How to learn Faster and Easier (Part 2)

By Basu Nepal

This is second of the 4 article series of how to learn faster and easier. Click Here for previous Article


Chunks are small pieces that combinedly makes up a large block. It is one of great technique in learning. Chunking means taking up small chunks of information and grouping them together to learn and memorize which can improve the amount of information you can hold on to you short term memory.

We can break a long piece of information into smaller chunk that is easier to remember and by connecting chunks, we get the whole information. While solving a problem or studying, we can see for pre solved examples to enable us to see larger picture of the problem. Then we can start chunking it into smaller problems, which are easier to understand as well as memorize, making a chunk and trying to fit it to another chunk to make a connection between them to learn the whole problem.

It’s like solving a puzzle, you collect pieces and try to fit each one with another to solve a bigger puzzle. We may not even need all the piece to get to the final solved puzzle if we are able to look at the bigger picture. Same with learning, we memorize enough chunks to form a bigger picture, some missing part may not really affect the overall information.


We can break a long piece of information into smaller chunk that is easier to remember

Illusion of Competence

It is a situation where you may think you’ve got all the information correct or solved a problem but in reality, you haven’t. It’s an illusion to yourself, sometimes we may think we know something for sure when in reality we are not even close. For example: When we see a solved problem, we may think it is easy and we could do it by seeing the solution in front of us, but we may never be able to solve without actually peeking into the solution.

To move past this illusion, it’s key to self-test yourself, trying to solve a particular problem without looking at solution only by recalling what you have learned.

It’s generally easier for us to peek into notebooks or books rather than recall by ourselves so, we tend to revisit notes giving us illusion of competence. Hence, its essential to recall and do self-test to verify if we actually learned or not. At the same time, when we test ourselves and make a mistake, we learn a lot more. It’s said that we learn from our mistake and it couldn’t be truer. Mistakes helps us correct out thinking and actually makes us learn faster and easier.

Sequential Thinking

As a human being, we have various way of thinking, processing and coming to a solution. Sequential or Linear Thinking is a focused and step by step method of processing information to come to a solution. It involves our focused mode.

Holistic Thinking

It is non-linear thinking and involves our diffused mode. It’s the ability to see the bigger picture and expand thinking in multiple direction. It involves expanding our thought process and trying to find connections to process the information. Different kinds of problems and information requires different approach of thinking.

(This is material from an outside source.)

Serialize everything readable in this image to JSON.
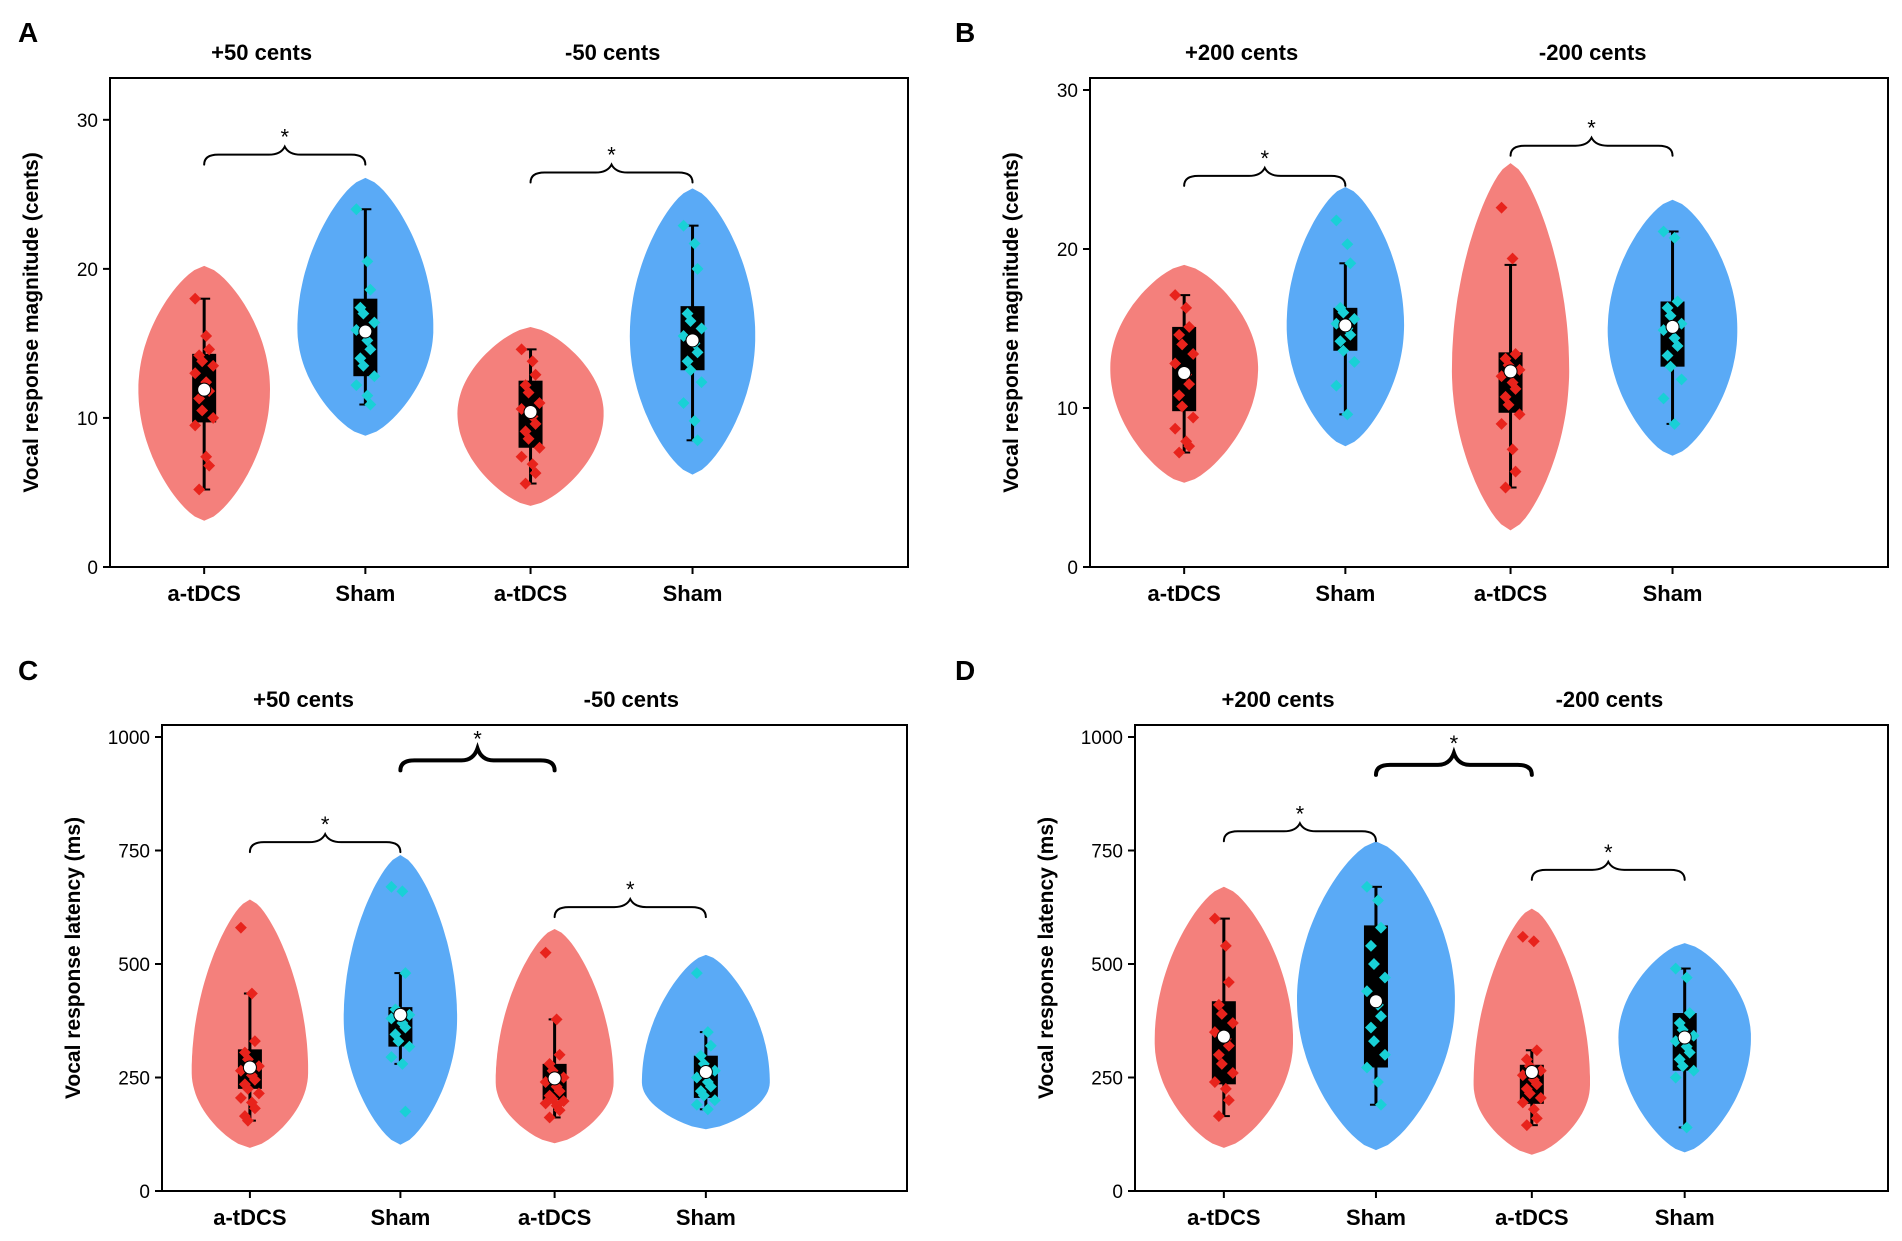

This is one of the most popular mistakes, we do in our learning process. We learn easy things over and over again giving us an illusion of competence that we learned all and know all whereas in reality we just learned something that we already had in our brain. It can backfire against you, as you may not have time to learn harder problems or may not even realize your incompetence. In order to overcome this mistake, its essential to try to learn hard topics too.

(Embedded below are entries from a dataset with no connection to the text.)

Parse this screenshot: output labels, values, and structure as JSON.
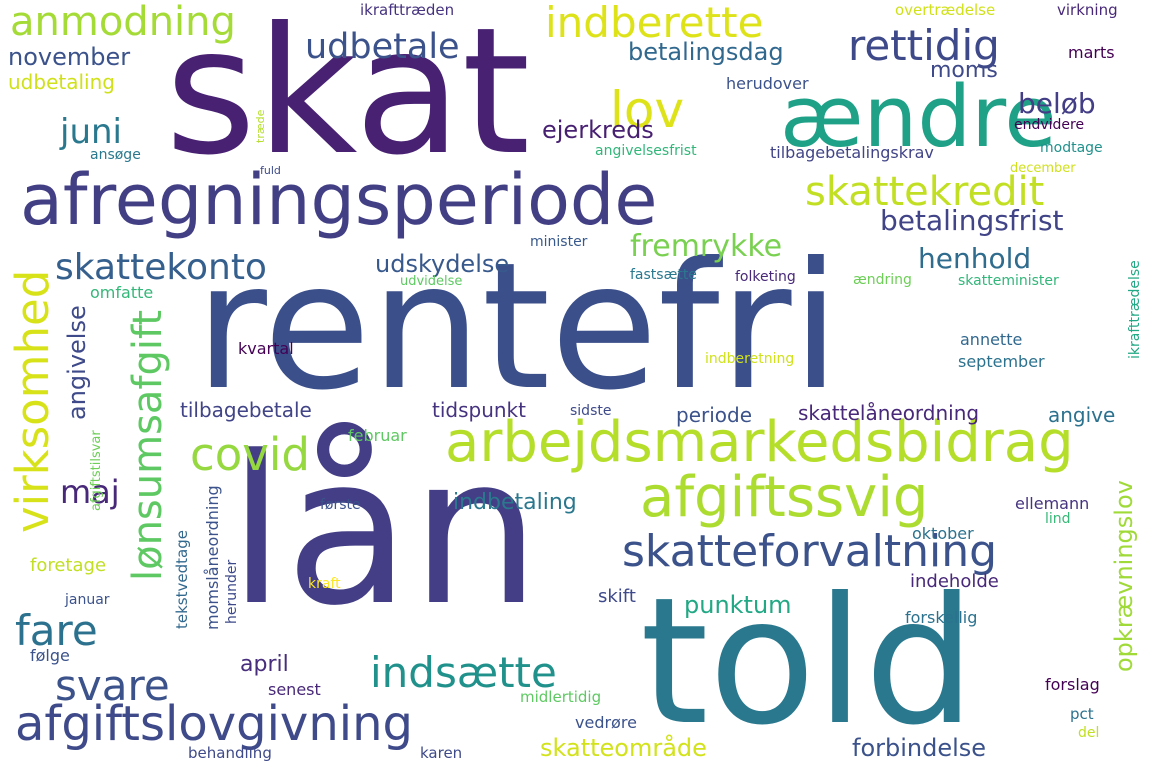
{
  "words": [
    {
      "text": "skat",
      "color": "#482173"
    },
    {
      "text": "rentefri",
      "color": "#3b4f8a"
    },
    {
      "text": "lån",
      "color": "#433e85"
    },
    {
      "text": "told",
      "color": "#2a788e"
    },
    {
      "text": "afregningsperiode",
      "color": "#423f85"
    },
    {
      "text": "ændre",
      "color": "#1fa187"
    },
    {
      "text": "arbejdsmarkedsbidrag",
      "color": "#b5de2b"
    },
    {
      "text": "afgiftssvig",
      "color": "#addc30"
    },
    {
      "text": "skatteforvaltning",
      "color": "#3b528b"
    },
    {
      "text": "afgiftslovgivning",
      "color": "#3e4a89"
    },
    {
      "text": "virksomhed",
      "color": "#d8e219"
    },
    {
      "text": "lønsumsafgift",
      "color": "#5ec962"
    },
    {
      "text": "anmodning",
      "color": "#a5db36"
    },
    {
      "text": "indberette",
      "color": "#dde318"
    },
    {
      "text": "rettidig",
      "color": "#3e4989"
    },
    {
      "text": "udbetale",
      "color": "#3b528b"
    },
    {
      "text": "lov",
      "color": "#dde318"
    },
    {
      "text": "skattekredit",
      "color": "#c2df23"
    },
    {
      "text": "covid",
      "color": "#95d840"
    },
    {
      "text": "skattekonto",
      "color": "#355f8d"
    },
    {
      "text": "indsætte",
      "color": "#21918c"
    },
    {
      "text": "svare",
      "color": "#3b528b"
    },
    {
      "text": "fare",
      "color": "#2c728e"
    },
    {
      "text": "maj",
      "color": "#482878"
    },
    {
      "text": "juni",
      "color": "#2a788e"
    },
    {
      "text": "fremrykke",
      "color": "#7ad151"
    },
    {
      "text": "henhold",
      "color": "#2f6c8e"
    },
    {
      "text": "betalingsfrist",
      "color": "#414487"
    },
    {
      "text": "udskydelse",
      "color": "#38598c"
    },
    {
      "text": "ejerkreds",
      "color": "#482071"
    },
    {
      "text": "beløb",
      "color": "#433e85"
    },
    {
      "text": "moms",
      "color": "#3e4a89"
    },
    {
      "text": "betalingsdag",
      "color": "#31688e"
    },
    {
      "text": "november",
      "color": "#3b528b"
    },
    {
      "text": "udbetaling",
      "color": "#d0e11c"
    },
    {
      "text": "angivelse",
      "color": "#3e4a89"
    },
    {
      "text": "omfatte",
      "color": "#35b779"
    },
    {
      "text": "tilbagebetale",
      "color": "#414487"
    },
    {
      "text": "tidspunkt",
      "color": "#46337f"
    },
    {
      "text": "periode",
      "color": "#3b528b"
    },
    {
      "text": "skattelåneordning",
      "color": "#482878"
    },
    {
      "text": "angive",
      "color": "#2c728e"
    },
    {
      "text": "indbetaling",
      "color": "#2a788e"
    },
    {
      "text": "opkrævningslov",
      "color": "#a0da39"
    },
    {
      "text": "punktum",
      "color": "#22a884"
    },
    {
      "text": "april",
      "color": "#472d7b"
    },
    {
      "text": "skatteområde",
      "color": "#d2e21b"
    },
    {
      "text": "forbindelse",
      "color": "#3b528b"
    },
    {
      "text": "skift",
      "color": "#3e4a89"
    },
    {
      "text": "indeholde",
      "color": "#482878"
    },
    {
      "text": "ikrafttræden",
      "color": "#46337f"
    },
    {
      "text": "overtrædelse",
      "color": "#d0e11c"
    },
    {
      "text": "virkning",
      "color": "#482878"
    },
    {
      "text": "marts",
      "color": "#440154"
    },
    {
      "text": "herudover",
      "color": "#3b528b"
    },
    {
      "text": "endvidere",
      "color": "#440154"
    },
    {
      "text": "angivelsesfrist",
      "color": "#32b67a"
    },
    {
      "text": "tilbagebetalingskrav",
      "color": "#414487"
    },
    {
      "text": "modtage",
      "color": "#21918c"
    },
    {
      "text": "december",
      "color": "#d0e11c"
    },
    {
      "text": "træde",
      "color": "#b5de2b"
    },
    {
      "text": "ansøge",
      "color": "#2a788e"
    },
    {
      "text": "fuld",
      "color": "#3e4a89"
    },
    {
      "text": "minister",
      "color": "#38598c"
    },
    {
      "text": "fastsætte",
      "color": "#2a788e"
    },
    {
      "text": "folketing",
      "color": "#482878"
    },
    {
      "text": "ændring",
      "color": "#6ece58"
    },
    {
      "text": "skatteminister",
      "color": "#32b67a"
    },
    {
      "text": "udvidelse",
      "color": "#5ec962"
    },
    {
      "text": "kvartal",
      "color": "#440154"
    },
    {
      "text": "indberetning",
      "color": "#d0e11c"
    },
    {
      "text": "annette",
      "color": "#31688e"
    },
    {
      "text": "september",
      "color": "#2c728e"
    },
    {
      "text": "ikrafttrædelse",
      "color": "#22a884"
    },
    {
      "text": "sidste",
      "color": "#3e4a89"
    },
    {
      "text": "februar",
      "color": "#5ec962"
    },
    {
      "text": "afgiftstilsvar",
      "color": "#6ece58"
    },
    {
      "text": "første",
      "color": "#3b528b"
    },
    {
      "text": "ellemann",
      "color": "#46337f"
    },
    {
      "text": "lind",
      "color": "#37b878"
    },
    {
      "text": "oktober",
      "color": "#2c728e"
    },
    {
      "text": "momslåneordning",
      "color": "#3b528b"
    },
    {
      "text": "tekstvedtage",
      "color": "#31688e"
    },
    {
      "text": "herunder",
      "color": "#3e4a89"
    },
    {
      "text": "foretage",
      "color": "#c2df23"
    },
    {
      "text": "kraft",
      "color": "#fde725"
    },
    {
      "text": "januar",
      "color": "#3b528b"
    },
    {
      "text": "forskellig",
      "color": "#2c728e"
    },
    {
      "text": "følge",
      "color": "#3b528b"
    },
    {
      "text": "senest",
      "color": "#482878"
    },
    {
      "text": "midlertidig",
      "color": "#5ec962"
    },
    {
      "text": "forslag",
      "color": "#440154"
    },
    {
      "text": "vedrøre",
      "color": "#3b528b"
    },
    {
      "text": "pct",
      "color": "#2c728e"
    },
    {
      "text": "del",
      "color": "#c2df23"
    },
    {
      "text": "behandling",
      "color": "#3e4a89"
    },
    {
      "text": "karen",
      "color": "#3e4a89"
    }
  ]
}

Deliberate Practice & Interleaving

Ordinary practice means repeating same thing over and over again whereas deliberate practice involves focused and intense concentration mostly targeting hard solution or topic. It helps to overcome overlearning easy things and prepares you for overall learning. As we discussed earlier, it’s necessary to have diffused mind kick in after focused mode so, the technique to mix up diffused and focused mind is termed as interleaving. It involves jumping between different topics, different solutions which involves both focused and diffused mind.

If we study in one particular place, our brain associates the information with that particular place, when trying to recall it from another place brain may not be able to associate the information with new place so, it’s also essential to learn in different environment and scenario to make brain familiar with changing environment so it doesn’t associate information with one particular place.

Some Tips
Presume as if you are trying to teach a topic to someone, it will enhance your learning and works in making even stronger connection in the brain about that topic.